Amongst the thousands of people who commemorated the historic Wave Hill walk-off this week were some of the original participants and descendents of the Gurindji stockmen, domestic hands and family members. In 1966 they walked-off the Wave Hill station to protest against the appalling wages, working and living conditions that the British Vestey company enforced on them.
However this protest became more than a civil rights struggle and developed into a fight for the return of traditional Gurindji land. After a nine year strike the Gurindji won back some of their land, saw the beginning of a number of land rights acts for other Indigenous nations and inspired the Aboriginal Land Rights movement.
Their victory culminated in the iconic moment when Prime Minister Whitlam symbolically poured soil into the hands of Vincent Lingiari, the Gurindji community leader and head stockman at Wave Hill. One of the first events of the fiftieth commemoration was the opening of the Wave Hill Walk-Off Track, where locals and visitors retraced the steps of the 1966 walk-off on the now national heritage listed tourist trail.
Remembering earlier massacres of their people, the Gurindji walked across country to avoid Vestey’s management. Feared of being shot and horse-whipped by station staff, the striking Gurindji’s armed themselves with boomerang, spear and nulla nullas.
At the opening ceremony of Freedom Day a Bedford truck, the same type that Darwin wharfie Brian Manning used to bring food and blankets to Daguragu (Wattie Creek) during the nine year strike, led a one kilometre walk from Kalkaringi to the Lipanangku waterhole on the Victoria River, one of the spots at which the Gurindji had camped.
Jimmy Wavehill, an elder who had participated in the walk-off as a child, addressed the opening ceremony at Kalkaringi. He pointed out that Vesteys had always treated the Gurindji badly, however he was thrilled that a large mob had come to the Festival to lend their support.
Several granddaughters of Vincent Lingiari also welcomed visitors to country.
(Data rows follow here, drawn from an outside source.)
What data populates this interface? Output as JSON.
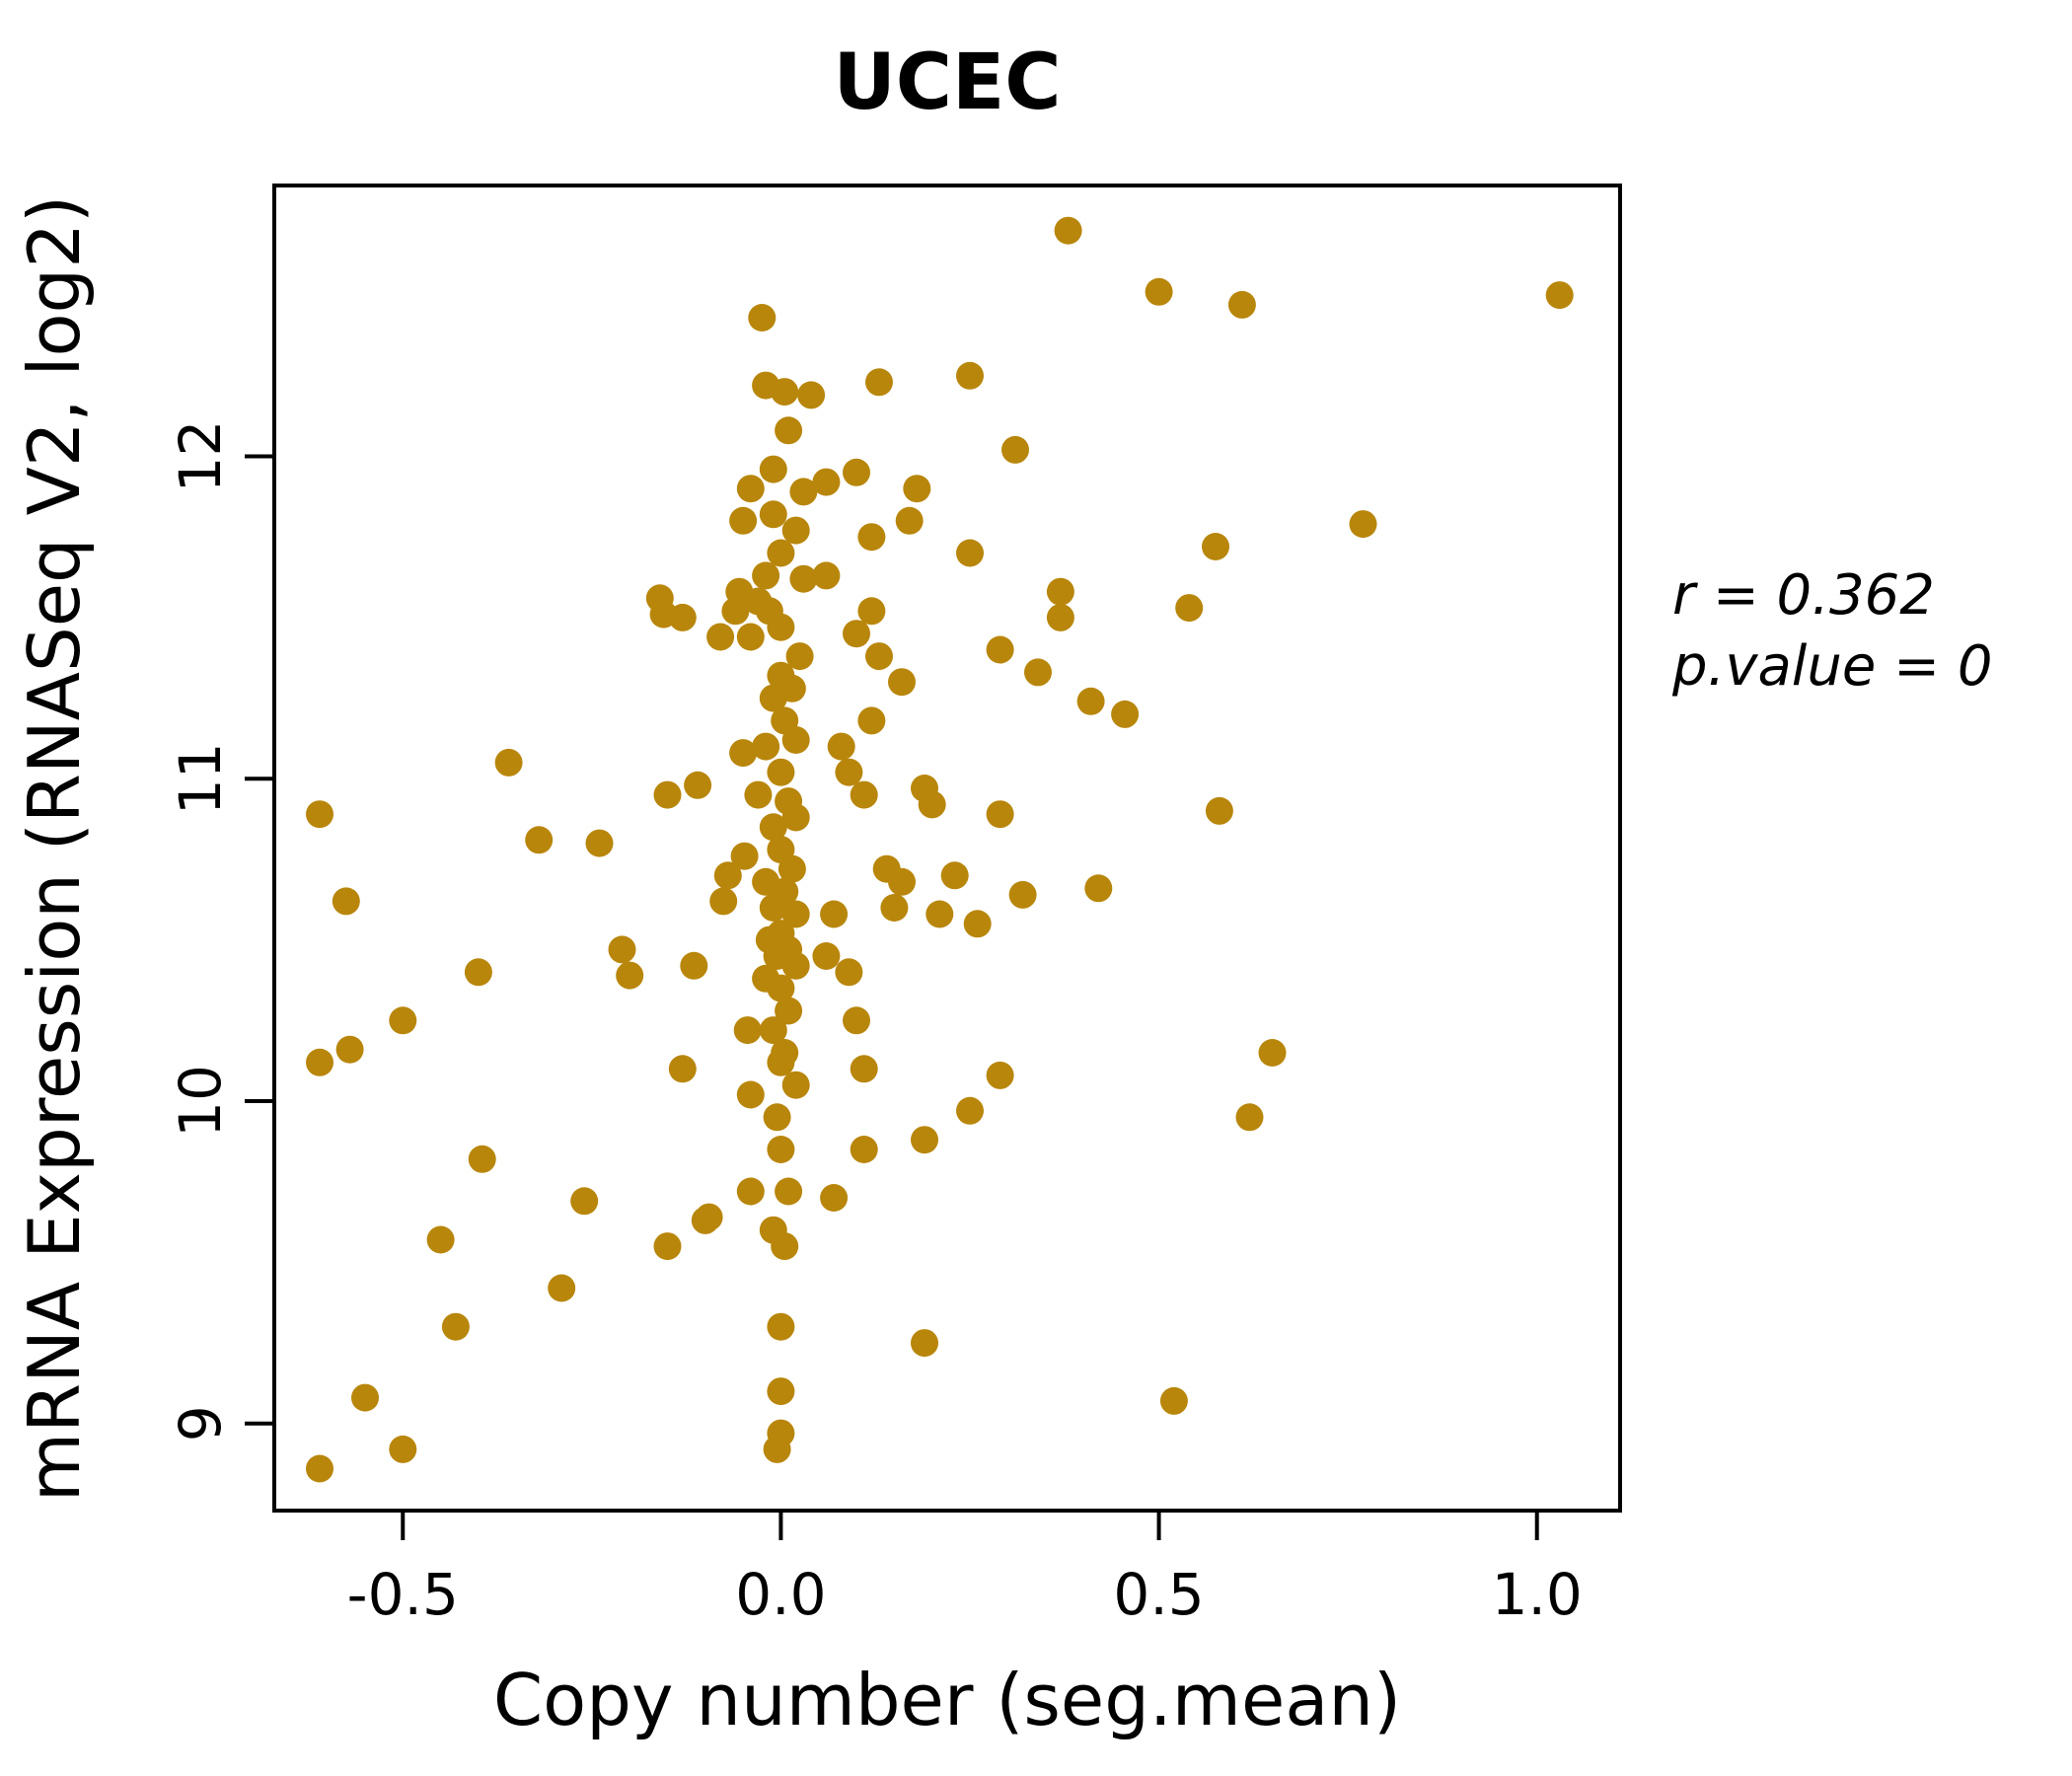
{
  "figure": {
    "title": "UCEC",
    "annotation": {
      "line1": "r = 0.362",
      "line2": "p.value = 0"
    }
  },
  "chart_data": {
    "type": "scatter",
    "title": "UCEC",
    "xlabel": "Copy number (seg.mean)",
    "ylabel": "mRNA Expression (RNASeq V2, log2)",
    "xlim": [
      -0.67,
      1.11
    ],
    "ylim": [
      8.73,
      12.84
    ],
    "xticks": {
      "values": [
        -0.5,
        0.0,
        0.5,
        1.0
      ],
      "labels": [
        "-0.5",
        "0.0",
        "0.5",
        "1.0"
      ]
    },
    "yticks": {
      "values": [
        9,
        10,
        11,
        12
      ],
      "labels": [
        "9",
        "10",
        "11",
        "12"
      ]
    },
    "grid": false,
    "legend": "none",
    "point_color": "#B8860B",
    "title_color": "#B8860B",
    "stats": {
      "r": 0.362,
      "p_value": 0
    },
    "points": [
      [
        -0.61,
        8.86
      ],
      [
        -0.55,
        9.08
      ],
      [
        -0.5,
        8.92
      ],
      [
        -0.61,
        10.12
      ],
      [
        -0.57,
        10.16
      ],
      [
        -0.575,
        10.62
      ],
      [
        -0.61,
        10.89
      ],
      [
        -0.5,
        10.25
      ],
      [
        -0.45,
        9.57
      ],
      [
        -0.43,
        9.3
      ],
      [
        -0.4,
        10.4
      ],
      [
        -0.395,
        9.82
      ],
      [
        -0.36,
        11.05
      ],
      [
        -0.32,
        10.81
      ],
      [
        -0.29,
        9.42
      ],
      [
        -0.26,
        9.69
      ],
      [
        -0.24,
        10.8
      ],
      [
        -0.21,
        10.47
      ],
      [
        -0.2,
        10.39
      ],
      [
        -0.16,
        11.56
      ],
      [
        -0.155,
        11.51
      ],
      [
        -0.15,
        10.95
      ],
      [
        -0.15,
        9.55
      ],
      [
        -0.13,
        11.5
      ],
      [
        -0.13,
        10.1
      ],
      [
        -0.115,
        10.42
      ],
      [
        -0.11,
        10.98
      ],
      [
        -0.1,
        9.63
      ],
      [
        -0.095,
        9.64
      ],
      [
        -0.08,
        11.44
      ],
      [
        -0.076,
        10.62
      ],
      [
        -0.07,
        10.7
      ],
      [
        -0.06,
        11.52
      ],
      [
        -0.055,
        11.58
      ],
      [
        -0.05,
        11.08
      ],
      [
        -0.048,
        10.76
      ],
      [
        -0.044,
        10.22
      ],
      [
        -0.04,
        10.02
      ],
      [
        -0.04,
        9.72
      ],
      [
        -0.025,
        12.43
      ],
      [
        -0.02,
        12.22
      ],
      [
        0.005,
        12.2
      ],
      [
        0.01,
        12.08
      ],
      [
        -0.01,
        11.96
      ],
      [
        -0.04,
        11.9
      ],
      [
        0.03,
        11.89
      ],
      [
        -0.01,
        11.82
      ],
      [
        -0.05,
        11.8
      ],
      [
        0.02,
        11.77
      ],
      [
        0.0,
        11.7
      ],
      [
        -0.02,
        11.63
      ],
      [
        0.03,
        11.62
      ],
      [
        -0.03,
        11.55
      ],
      [
        -0.015,
        11.52
      ],
      [
        0.0,
        11.47
      ],
      [
        -0.04,
        11.44
      ],
      [
        0.025,
        11.38
      ],
      [
        0.0,
        11.32
      ],
      [
        0.015,
        11.28
      ],
      [
        -0.01,
        11.25
      ],
      [
        0.005,
        11.18
      ],
      [
        0.02,
        11.12
      ],
      [
        -0.02,
        11.1
      ],
      [
        0.0,
        11.02
      ],
      [
        -0.03,
        10.95
      ],
      [
        0.01,
        10.93
      ],
      [
        0.02,
        10.88
      ],
      [
        -0.01,
        10.85
      ],
      [
        0.0,
        10.78
      ],
      [
        0.015,
        10.72
      ],
      [
        -0.02,
        10.68
      ],
      [
        0.005,
        10.65
      ],
      [
        -0.01,
        10.6
      ],
      [
        0.02,
        10.58
      ],
      [
        0.0,
        10.52
      ],
      [
        -0.015,
        10.5
      ],
      [
        0.01,
        10.47
      ],
      [
        -0.005,
        10.45
      ],
      [
        0.02,
        10.42
      ],
      [
        -0.02,
        10.38
      ],
      [
        0.0,
        10.35
      ],
      [
        0.01,
        10.28
      ],
      [
        -0.01,
        10.22
      ],
      [
        0.005,
        10.15
      ],
      [
        0.0,
        10.12
      ],
      [
        0.02,
        10.05
      ],
      [
        -0.005,
        9.95
      ],
      [
        0.0,
        9.85
      ],
      [
        0.01,
        9.72
      ],
      [
        -0.01,
        9.6
      ],
      [
        0.005,
        9.55
      ],
      [
        0.0,
        9.3
      ],
      [
        0.0,
        9.1
      ],
      [
        0.0,
        8.97
      ],
      [
        -0.005,
        8.92
      ],
      [
        0.04,
        12.19
      ],
      [
        0.13,
        12.23
      ],
      [
        0.25,
        12.25
      ],
      [
        0.1,
        11.95
      ],
      [
        0.06,
        11.92
      ],
      [
        0.18,
        11.9
      ],
      [
        0.17,
        11.8
      ],
      [
        0.12,
        11.75
      ],
      [
        0.25,
        11.7
      ],
      [
        0.06,
        11.63
      ],
      [
        0.12,
        11.52
      ],
      [
        0.1,
        11.45
      ],
      [
        0.13,
        11.38
      ],
      [
        0.29,
        11.4
      ],
      [
        0.16,
        11.3
      ],
      [
        0.12,
        11.18
      ],
      [
        0.08,
        11.1
      ],
      [
        0.09,
        11.02
      ],
      [
        0.11,
        10.95
      ],
      [
        0.19,
        10.97
      ],
      [
        0.2,
        10.92
      ],
      [
        0.14,
        10.72
      ],
      [
        0.16,
        10.68
      ],
      [
        0.23,
        10.7
      ],
      [
        0.15,
        10.6
      ],
      [
        0.21,
        10.58
      ],
      [
        0.26,
        10.55
      ],
      [
        0.07,
        10.58
      ],
      [
        0.06,
        10.45
      ],
      [
        0.09,
        10.4
      ],
      [
        0.1,
        10.25
      ],
      [
        0.11,
        10.1
      ],
      [
        0.19,
        9.88
      ],
      [
        0.11,
        9.85
      ],
      [
        0.07,
        9.7
      ],
      [
        0.25,
        9.97
      ],
      [
        0.19,
        9.25
      ],
      [
        0.31,
        12.02
      ],
      [
        0.38,
        12.7
      ],
      [
        0.5,
        12.51
      ],
      [
        0.61,
        12.47
      ],
      [
        1.03,
        12.5
      ],
      [
        0.37,
        11.58
      ],
      [
        0.37,
        11.5
      ],
      [
        0.575,
        11.72
      ],
      [
        0.77,
        11.79
      ],
      [
        0.54,
        11.53
      ],
      [
        0.34,
        11.33
      ],
      [
        0.41,
        11.24
      ],
      [
        0.455,
        11.2
      ],
      [
        0.29,
        10.89
      ],
      [
        0.58,
        10.9
      ],
      [
        0.32,
        10.64
      ],
      [
        0.42,
        10.66
      ],
      [
        0.65,
        10.15
      ],
      [
        0.62,
        9.95
      ],
      [
        0.29,
        10.08
      ],
      [
        0.52,
        9.07
      ]
    ]
  }
}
Celuia Mabo, youngest daughter of Eddie Mabo brought greetings from her family and Torres Strait Islander people, symbolically linking the two great struggles for land rights (Gurindji) and native title recognition (Mabo).
Over the three days of the Freedom day Festival, there prevailed a commitment to continue the struggle for self-determination and sovereignty and a spirit of mutual respect.
Books were launched – the bilingual oral history Yijarni: True Stories from Gurindji Country, and Charlie Ward’s A Handful of Sand; films were shown such as The Unlucky Australians and How the West Was Lost (the latter linking the Gurindji struggle to the massive Pilbara-wide strike by Aboriginal stockmen in 1946); discussion groups at Daguragu focussed on topics like Collective Action, Two Way Law, and Protecting Country Today; and each evening saw great musical performances by the likes of the Lajamanu Teenage Band, the Tjupi Band, Shane Howard, the Mills Sisters, Dan Sultan, the Lipanangku Band, Neil Murray and Robbie Mills; teams from remote communities such as Lajamanu, Yuendumu, Ali Curong played football and basketball.
There was some friction in the crowd when the out of favour Federal Minister for Indigenous Affairs, Nigel Scullion, was challenged by four Indigenous women with their backs turned to him and holding a banner that stated, “No justice, just us!” with a drawing of an Indigenous child looking out from a jail cell. This man, who said he couldn’t be interested enough in the plight of young Aboriginals in custody to bother to watch the Four Corners program exposing abuse at the Don Dale Detention Centre, accused the protestors of turning their backs on the elders on stage and disrespecting the traditional owners of country.
This sparked fury from the audience with spontaneous heckling and interjections and Chants of “Always was, always will be, Aboriginal land” drowning out Scullion’s speech. He left soon afterwards.
The festive mood was best embodied when all of the performers gathered on stage Sunday night, together with the Lingiari family and Celuia Mabo, to sing the Kev Carmody-Paul Kelly song “From Little Things Big Things Grow”.
The walk to freedom continues
From the time of invasion governments, both State and Federal, together with pastoral corporations and big mining companies have fought against Indigenous sovereignty of their land. They have attempted to crush Indigenous self-determination through inadequate health, education, housing, employment services, particularly the malevolent Northern Territory Intervention and the closure of community out stations.
In the memorable words of Vincent Lingiari, “We want to live on our land, our way” signifies the Indigenous Australia’s just claim to be a sovereign people entitled to control their own country. Will it take another fifty years for non-indigenous Australia to concede the history of invasion, the oppression and exploitation of the Indigenous nations and begin to ‘pay the rent’ and right the wrongs of over two centuries of conquest?